Making of Warlord by Darukin

Published on: 01-25-2009 | Views: 88904

Concept / Inspiration

The main idea of this personal project of mine was to create an illustration of a futuristic warlord. I was inspired partly by Metal Gear Solid art, namely Raiden's design and especially for the pose in one of Yoji Shinkawa's depictions of Raiden, and I wanted to create an elite futuristic warlord with elegance about him, combining styles from the new and the old. As far as the concept design, I only had a general idea in my head but I designed it on the go within Zbrush. In other words I used no 2D concept but just designed the character in 3D as I modelled it, free-form.

Info

In this project I used mainly Zbrush for most of the modelling and all of the sculpting and posing, and I used Never-Centre Silo for much of the hard-edged modelling of several accessories. Finally, the lighting and rendering was done mainly within Zbrush where I exported several layers including lighting layers and special material layers and composited them in photoshop which I also used for the texturing and post-work.

Modeling

Most of the work for this character was created in Zbrush, which included using the Super-Average-Man base model, some Zsphere work for the base modelling of some of the accessories, all of the sculpting and transpose for posing the character and assembling the pieces together.

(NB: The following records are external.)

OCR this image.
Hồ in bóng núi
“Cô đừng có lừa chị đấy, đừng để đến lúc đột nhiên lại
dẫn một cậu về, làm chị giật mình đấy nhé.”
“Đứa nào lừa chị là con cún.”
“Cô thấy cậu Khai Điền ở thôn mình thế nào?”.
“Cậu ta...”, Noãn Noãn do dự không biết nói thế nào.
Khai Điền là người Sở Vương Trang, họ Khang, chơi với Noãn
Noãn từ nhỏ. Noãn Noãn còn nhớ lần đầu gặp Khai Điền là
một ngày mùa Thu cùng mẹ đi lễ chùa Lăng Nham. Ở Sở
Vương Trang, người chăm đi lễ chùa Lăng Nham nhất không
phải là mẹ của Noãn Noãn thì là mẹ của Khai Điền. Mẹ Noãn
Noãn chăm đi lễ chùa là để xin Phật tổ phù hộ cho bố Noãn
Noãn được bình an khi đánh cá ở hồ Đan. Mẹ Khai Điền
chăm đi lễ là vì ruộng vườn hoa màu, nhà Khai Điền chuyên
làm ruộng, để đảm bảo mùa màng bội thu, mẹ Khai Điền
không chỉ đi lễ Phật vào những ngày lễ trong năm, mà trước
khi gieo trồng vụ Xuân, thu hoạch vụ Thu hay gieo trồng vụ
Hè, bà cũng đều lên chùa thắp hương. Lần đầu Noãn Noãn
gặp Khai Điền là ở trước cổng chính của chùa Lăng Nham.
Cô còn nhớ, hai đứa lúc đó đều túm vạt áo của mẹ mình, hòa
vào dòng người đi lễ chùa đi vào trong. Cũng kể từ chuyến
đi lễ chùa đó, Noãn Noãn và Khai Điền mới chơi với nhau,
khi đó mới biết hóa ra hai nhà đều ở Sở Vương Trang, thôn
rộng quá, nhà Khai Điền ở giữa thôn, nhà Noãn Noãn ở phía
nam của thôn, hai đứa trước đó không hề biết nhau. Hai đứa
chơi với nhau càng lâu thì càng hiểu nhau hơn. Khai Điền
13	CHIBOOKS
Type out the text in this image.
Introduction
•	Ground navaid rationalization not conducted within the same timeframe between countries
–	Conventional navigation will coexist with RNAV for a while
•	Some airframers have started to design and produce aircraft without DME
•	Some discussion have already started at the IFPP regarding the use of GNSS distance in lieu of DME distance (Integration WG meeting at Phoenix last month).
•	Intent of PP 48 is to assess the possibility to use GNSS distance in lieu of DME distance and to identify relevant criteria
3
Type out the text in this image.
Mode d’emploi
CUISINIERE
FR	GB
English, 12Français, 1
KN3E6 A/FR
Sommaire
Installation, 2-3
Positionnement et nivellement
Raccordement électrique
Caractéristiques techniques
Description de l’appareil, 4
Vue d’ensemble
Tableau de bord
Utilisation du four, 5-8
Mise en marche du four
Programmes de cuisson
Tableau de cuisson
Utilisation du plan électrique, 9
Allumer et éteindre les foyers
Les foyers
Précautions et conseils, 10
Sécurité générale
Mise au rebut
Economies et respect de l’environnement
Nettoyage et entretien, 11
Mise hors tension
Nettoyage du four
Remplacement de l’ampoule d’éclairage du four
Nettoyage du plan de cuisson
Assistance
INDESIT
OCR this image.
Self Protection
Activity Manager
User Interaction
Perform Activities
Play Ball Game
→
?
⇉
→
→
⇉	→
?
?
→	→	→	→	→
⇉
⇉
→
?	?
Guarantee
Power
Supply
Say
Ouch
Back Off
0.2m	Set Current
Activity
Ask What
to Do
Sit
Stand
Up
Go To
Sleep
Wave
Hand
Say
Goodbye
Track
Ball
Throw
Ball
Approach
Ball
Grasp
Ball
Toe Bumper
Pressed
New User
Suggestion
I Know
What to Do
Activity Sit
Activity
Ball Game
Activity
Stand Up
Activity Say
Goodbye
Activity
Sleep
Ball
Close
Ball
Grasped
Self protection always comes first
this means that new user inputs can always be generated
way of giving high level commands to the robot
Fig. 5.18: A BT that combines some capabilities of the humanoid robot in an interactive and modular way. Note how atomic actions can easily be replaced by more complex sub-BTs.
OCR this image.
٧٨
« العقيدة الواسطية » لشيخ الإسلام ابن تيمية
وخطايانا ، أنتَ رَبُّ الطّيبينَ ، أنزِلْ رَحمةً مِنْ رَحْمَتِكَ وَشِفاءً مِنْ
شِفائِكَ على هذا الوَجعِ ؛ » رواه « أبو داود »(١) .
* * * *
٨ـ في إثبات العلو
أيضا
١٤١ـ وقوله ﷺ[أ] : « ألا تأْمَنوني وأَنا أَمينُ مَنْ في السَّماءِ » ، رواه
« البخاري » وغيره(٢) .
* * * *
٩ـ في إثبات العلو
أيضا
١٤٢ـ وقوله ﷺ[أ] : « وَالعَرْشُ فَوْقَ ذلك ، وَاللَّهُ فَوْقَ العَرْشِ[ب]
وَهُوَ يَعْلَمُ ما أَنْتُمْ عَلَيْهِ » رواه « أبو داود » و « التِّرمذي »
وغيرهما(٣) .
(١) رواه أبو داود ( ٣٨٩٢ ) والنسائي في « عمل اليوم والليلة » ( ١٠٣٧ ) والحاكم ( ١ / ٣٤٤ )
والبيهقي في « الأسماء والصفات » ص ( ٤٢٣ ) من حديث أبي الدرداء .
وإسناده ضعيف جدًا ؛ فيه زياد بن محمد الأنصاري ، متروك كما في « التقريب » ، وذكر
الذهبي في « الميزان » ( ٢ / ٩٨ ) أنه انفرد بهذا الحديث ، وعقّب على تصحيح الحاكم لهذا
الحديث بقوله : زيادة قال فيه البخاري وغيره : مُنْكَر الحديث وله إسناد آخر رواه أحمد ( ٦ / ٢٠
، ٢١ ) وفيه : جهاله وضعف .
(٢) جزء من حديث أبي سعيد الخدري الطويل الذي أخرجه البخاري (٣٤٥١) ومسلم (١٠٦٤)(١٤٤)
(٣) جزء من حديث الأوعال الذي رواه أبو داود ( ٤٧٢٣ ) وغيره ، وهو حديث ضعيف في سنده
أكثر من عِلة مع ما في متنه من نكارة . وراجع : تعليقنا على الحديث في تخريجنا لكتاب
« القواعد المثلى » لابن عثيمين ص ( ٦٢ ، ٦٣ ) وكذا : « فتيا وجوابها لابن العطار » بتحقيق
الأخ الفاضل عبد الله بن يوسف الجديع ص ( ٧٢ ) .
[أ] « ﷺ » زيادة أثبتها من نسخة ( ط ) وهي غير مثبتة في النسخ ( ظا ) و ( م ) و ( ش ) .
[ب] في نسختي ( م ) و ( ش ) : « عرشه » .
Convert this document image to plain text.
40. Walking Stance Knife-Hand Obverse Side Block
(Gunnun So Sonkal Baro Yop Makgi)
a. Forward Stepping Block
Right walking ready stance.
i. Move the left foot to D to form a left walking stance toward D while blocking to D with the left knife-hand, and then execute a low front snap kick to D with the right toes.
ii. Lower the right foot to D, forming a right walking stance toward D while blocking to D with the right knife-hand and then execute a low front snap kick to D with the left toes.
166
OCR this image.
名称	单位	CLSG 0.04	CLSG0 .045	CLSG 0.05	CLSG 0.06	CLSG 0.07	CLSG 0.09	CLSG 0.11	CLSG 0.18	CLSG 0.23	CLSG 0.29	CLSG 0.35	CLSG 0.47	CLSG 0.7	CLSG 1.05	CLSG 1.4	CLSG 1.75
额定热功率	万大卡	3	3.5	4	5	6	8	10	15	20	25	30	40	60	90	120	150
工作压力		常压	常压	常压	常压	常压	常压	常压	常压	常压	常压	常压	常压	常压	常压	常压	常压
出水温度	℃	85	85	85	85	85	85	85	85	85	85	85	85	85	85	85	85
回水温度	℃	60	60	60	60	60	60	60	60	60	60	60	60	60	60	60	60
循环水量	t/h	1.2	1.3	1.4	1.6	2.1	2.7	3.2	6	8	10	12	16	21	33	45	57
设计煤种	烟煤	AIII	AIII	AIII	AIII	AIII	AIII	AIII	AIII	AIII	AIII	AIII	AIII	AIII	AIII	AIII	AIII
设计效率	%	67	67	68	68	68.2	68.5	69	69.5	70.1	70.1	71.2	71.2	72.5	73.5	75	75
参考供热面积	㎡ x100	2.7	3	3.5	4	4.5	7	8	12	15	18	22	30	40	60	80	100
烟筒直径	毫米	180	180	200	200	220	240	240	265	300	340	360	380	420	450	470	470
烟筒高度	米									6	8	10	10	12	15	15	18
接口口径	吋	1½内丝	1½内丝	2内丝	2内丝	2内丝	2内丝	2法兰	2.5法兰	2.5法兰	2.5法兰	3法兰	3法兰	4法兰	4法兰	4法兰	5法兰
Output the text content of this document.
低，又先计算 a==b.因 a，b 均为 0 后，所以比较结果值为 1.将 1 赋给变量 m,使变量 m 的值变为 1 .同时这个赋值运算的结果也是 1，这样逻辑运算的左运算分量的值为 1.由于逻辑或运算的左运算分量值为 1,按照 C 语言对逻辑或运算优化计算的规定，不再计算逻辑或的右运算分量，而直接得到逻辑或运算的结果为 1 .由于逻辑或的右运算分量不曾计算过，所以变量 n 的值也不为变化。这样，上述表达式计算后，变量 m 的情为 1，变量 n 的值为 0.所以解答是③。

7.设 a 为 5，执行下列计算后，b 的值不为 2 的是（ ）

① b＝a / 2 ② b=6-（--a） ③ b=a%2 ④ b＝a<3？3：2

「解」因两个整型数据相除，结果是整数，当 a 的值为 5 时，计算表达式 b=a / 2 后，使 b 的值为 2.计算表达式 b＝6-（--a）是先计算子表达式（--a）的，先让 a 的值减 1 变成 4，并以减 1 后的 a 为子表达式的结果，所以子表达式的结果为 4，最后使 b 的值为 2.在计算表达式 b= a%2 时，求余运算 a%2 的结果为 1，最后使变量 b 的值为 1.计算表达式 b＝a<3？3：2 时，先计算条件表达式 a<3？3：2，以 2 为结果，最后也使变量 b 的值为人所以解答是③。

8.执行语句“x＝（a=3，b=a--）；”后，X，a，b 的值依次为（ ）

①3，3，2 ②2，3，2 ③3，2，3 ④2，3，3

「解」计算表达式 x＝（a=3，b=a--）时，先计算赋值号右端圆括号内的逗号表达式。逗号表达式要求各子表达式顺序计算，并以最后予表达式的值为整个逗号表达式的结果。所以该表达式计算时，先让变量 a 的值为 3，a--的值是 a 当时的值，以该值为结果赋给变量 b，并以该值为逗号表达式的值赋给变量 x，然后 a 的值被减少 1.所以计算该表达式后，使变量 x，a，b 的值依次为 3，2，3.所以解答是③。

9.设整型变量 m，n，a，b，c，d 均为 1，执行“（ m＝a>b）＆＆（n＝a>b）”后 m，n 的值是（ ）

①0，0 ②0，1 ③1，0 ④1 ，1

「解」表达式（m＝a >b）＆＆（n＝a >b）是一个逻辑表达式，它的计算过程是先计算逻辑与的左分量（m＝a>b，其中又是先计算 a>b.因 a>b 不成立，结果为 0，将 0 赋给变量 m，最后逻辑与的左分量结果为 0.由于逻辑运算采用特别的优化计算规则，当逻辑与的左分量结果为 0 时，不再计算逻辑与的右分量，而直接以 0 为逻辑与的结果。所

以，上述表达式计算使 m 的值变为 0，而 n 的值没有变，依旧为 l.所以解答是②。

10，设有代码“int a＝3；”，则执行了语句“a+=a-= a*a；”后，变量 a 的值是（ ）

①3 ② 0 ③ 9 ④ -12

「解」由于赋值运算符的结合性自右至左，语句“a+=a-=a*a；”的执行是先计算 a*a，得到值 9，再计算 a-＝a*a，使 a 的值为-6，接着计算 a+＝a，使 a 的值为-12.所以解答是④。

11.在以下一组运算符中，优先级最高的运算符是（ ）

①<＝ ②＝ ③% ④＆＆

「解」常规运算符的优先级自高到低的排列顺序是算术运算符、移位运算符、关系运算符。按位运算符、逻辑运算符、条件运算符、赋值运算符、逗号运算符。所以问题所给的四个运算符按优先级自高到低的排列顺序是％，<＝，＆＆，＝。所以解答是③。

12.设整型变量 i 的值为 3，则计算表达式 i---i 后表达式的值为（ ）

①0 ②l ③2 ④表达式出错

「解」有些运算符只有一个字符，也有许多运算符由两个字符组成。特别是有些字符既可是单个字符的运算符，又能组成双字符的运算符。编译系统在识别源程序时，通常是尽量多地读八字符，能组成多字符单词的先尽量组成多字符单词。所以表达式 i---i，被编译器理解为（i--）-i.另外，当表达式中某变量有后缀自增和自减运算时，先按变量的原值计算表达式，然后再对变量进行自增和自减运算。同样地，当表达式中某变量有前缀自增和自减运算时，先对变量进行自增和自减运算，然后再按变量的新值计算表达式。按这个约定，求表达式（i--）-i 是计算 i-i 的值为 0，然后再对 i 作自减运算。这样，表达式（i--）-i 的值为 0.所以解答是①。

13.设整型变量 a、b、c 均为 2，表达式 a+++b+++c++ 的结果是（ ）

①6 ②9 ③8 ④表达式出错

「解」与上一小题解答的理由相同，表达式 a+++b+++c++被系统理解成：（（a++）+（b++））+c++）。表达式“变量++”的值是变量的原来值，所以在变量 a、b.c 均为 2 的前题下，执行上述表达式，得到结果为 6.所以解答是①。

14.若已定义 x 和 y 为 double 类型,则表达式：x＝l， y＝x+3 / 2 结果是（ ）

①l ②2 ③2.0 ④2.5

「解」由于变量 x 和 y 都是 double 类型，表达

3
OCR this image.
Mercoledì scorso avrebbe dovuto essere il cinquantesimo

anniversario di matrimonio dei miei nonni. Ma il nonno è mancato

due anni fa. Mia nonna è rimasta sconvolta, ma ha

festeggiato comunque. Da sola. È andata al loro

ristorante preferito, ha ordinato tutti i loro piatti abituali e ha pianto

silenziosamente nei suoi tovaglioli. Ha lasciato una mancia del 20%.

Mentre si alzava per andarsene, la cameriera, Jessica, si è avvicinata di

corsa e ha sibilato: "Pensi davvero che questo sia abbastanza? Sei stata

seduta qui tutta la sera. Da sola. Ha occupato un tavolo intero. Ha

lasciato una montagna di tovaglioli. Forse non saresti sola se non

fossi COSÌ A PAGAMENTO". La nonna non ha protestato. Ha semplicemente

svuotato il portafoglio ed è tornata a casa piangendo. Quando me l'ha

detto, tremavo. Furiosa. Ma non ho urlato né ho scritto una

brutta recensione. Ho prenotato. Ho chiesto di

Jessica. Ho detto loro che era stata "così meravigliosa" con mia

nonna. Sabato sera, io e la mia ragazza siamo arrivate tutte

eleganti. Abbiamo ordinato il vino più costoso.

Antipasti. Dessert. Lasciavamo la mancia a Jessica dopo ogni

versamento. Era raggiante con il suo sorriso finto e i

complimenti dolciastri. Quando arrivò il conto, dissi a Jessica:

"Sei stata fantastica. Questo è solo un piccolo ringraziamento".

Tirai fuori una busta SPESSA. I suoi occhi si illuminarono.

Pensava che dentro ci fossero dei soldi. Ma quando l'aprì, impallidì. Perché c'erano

However, a large amount of the hard-edged base modelling was created in an external modelling program, in this case Never-Centre Silo which is a great and focused 3D modelling program. Most of the accessories such as the helm and the weapon were box modelled in Silo, and it mostly consisted of starting from a cube, extruding faces, bevelling and adding edge-loops for hard-edges, edge splitting, subdiv-modelling, and assembling different modified primitive objects together (such as cylinders or planes) as components. In any case, the base mesh is very simple.

As I completed modelling each object I exported them as .obj files and imported them into Zbrush onto the Super-Average-Man base model and assembled them onto the model using transpose and using the tweak brush, as separate subtools.
What I then did was to pose the model (in low-res) using the transpose tool and appropriate masking, and I also transposed all of the subtools to fit them onto the model. At this stage, with everything at low-res, the most important thing is the overall form, proportions and silhouette of the model. I did a lot of adjustments on the model using only transpose, the tweak brush and the inflate brush to ensure a good overall form before going to high-res.